CalGEM is often criticized for being too close to the oil industry that it regulates. Wade Crowfoot (secretary of the state natural resource agency) acknowledged that the regulator must do more to ensure compliance by oil companies with state laws.
Wells located within three ,200 foot of community sites make up about one third of state oil extraction. Mr. Crowfoot stated. There are about 32,400 wells in that zone, said Erin Mellon, a Newsom spokeswoman. Community sites include homes and apartments, preschools and K-12 schools, day cares, businesses, and health care facilities such as hospitals and nursing homes.

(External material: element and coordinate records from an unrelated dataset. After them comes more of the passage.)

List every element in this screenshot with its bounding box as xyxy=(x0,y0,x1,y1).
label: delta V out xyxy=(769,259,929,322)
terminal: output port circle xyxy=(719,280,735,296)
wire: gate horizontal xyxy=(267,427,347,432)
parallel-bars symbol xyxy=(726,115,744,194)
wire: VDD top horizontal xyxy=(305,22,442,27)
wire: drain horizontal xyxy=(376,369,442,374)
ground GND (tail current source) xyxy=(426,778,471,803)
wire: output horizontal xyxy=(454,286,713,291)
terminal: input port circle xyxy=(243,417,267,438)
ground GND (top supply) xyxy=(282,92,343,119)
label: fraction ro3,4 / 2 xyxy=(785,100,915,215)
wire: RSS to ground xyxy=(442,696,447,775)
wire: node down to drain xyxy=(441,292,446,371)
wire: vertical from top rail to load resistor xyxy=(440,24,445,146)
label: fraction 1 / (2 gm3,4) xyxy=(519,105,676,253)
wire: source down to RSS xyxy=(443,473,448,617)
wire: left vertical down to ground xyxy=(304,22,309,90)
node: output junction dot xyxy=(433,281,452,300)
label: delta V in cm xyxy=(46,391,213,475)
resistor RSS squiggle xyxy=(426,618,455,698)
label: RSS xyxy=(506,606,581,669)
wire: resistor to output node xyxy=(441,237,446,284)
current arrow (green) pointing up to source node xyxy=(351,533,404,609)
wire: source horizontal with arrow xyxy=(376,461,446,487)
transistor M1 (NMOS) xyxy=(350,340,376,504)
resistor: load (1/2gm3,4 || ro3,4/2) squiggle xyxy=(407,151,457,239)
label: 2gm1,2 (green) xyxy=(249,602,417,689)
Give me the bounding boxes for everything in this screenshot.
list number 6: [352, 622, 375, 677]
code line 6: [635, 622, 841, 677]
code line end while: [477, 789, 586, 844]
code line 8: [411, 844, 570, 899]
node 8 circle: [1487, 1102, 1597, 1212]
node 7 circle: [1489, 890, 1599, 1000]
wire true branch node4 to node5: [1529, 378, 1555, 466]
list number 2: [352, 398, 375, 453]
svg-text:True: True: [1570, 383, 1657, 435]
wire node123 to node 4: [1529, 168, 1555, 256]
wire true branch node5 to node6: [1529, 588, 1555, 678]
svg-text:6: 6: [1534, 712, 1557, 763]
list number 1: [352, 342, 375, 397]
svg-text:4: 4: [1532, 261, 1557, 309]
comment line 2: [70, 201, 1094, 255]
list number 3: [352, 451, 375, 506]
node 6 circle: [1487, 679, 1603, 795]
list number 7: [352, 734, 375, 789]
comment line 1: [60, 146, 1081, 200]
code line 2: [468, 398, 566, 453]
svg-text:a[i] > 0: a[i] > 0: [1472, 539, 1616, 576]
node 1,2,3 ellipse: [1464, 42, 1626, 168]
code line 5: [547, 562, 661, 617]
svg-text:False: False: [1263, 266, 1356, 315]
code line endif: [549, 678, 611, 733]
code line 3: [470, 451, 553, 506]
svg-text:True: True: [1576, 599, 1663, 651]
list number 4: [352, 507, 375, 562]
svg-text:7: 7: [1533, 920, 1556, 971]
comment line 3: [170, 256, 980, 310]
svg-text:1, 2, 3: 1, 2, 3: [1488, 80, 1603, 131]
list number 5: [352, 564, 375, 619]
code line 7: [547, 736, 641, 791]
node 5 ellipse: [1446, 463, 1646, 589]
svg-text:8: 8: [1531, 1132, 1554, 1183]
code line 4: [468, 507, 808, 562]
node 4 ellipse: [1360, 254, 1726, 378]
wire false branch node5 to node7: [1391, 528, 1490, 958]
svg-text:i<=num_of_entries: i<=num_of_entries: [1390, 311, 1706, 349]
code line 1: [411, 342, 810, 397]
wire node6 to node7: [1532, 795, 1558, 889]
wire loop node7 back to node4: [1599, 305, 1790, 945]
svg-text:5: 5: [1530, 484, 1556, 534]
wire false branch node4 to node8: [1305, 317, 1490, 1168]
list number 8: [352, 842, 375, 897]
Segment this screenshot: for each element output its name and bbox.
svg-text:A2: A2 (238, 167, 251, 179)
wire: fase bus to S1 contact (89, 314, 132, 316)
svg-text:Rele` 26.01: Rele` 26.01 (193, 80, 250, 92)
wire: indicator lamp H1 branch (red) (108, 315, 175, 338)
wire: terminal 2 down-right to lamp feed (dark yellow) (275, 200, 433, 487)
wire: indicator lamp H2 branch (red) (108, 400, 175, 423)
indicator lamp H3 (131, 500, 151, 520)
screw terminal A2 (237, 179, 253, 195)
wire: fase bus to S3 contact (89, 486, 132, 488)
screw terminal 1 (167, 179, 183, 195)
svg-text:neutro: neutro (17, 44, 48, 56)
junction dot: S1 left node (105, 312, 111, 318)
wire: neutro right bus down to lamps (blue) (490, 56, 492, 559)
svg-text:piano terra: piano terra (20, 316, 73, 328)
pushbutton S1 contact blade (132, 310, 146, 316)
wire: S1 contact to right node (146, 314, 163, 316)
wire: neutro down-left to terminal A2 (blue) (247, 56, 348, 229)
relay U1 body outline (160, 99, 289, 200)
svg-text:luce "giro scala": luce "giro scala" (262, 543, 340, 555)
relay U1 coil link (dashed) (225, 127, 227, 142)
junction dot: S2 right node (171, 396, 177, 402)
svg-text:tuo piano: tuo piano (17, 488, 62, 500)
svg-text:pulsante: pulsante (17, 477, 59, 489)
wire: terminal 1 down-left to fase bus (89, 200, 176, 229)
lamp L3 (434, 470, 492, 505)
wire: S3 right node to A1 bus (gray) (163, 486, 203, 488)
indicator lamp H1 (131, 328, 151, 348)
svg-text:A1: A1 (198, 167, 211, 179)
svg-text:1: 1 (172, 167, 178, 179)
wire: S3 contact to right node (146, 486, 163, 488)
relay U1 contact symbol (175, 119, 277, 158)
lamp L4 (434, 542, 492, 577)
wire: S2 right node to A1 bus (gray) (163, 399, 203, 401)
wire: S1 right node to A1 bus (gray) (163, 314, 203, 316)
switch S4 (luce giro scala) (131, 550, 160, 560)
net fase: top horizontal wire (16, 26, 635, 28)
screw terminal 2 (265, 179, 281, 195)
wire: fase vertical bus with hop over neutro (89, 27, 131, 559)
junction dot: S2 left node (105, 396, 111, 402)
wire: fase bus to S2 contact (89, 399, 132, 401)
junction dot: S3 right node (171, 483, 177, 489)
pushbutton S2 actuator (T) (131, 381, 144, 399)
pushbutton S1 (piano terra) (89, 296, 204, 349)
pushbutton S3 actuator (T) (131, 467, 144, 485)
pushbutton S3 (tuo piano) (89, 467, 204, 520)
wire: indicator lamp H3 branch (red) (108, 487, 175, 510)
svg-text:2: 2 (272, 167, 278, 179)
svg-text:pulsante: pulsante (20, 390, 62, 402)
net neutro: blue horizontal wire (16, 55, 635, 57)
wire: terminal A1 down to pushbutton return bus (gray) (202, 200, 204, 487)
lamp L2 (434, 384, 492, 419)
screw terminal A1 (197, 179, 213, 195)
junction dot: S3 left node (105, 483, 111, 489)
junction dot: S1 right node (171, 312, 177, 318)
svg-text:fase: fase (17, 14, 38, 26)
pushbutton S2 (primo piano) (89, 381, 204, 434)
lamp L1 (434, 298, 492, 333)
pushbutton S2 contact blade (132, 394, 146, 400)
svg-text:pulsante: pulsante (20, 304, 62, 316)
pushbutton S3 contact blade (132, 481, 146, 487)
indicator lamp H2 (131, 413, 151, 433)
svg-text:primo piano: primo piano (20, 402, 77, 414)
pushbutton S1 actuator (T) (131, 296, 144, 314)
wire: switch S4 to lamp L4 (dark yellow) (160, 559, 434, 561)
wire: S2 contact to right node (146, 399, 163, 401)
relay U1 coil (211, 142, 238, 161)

Existing wells will not need to be closed, but they would have to be subjected to new pollution control measures such as comprehensive leak detection, response plans, water sampling and reduction of nighttime light and dust. These measures are intended to reduce noise pollution and asthma, as well as reducing complications during pregnancy.
Administration officials said they hope the new rules will be burdensome enough to prompt some drillers to close the wells. The requirements would require operators to meet the financial obligations. They have one to two year to comply.
Jared Blumenfeld, California’s environmental protection secretary, said the rules signal to existing drillers that “they’re going to have to invest a significant amount of time, money, and attention in order to get into compliance.”
This story was reported by The Associated Press.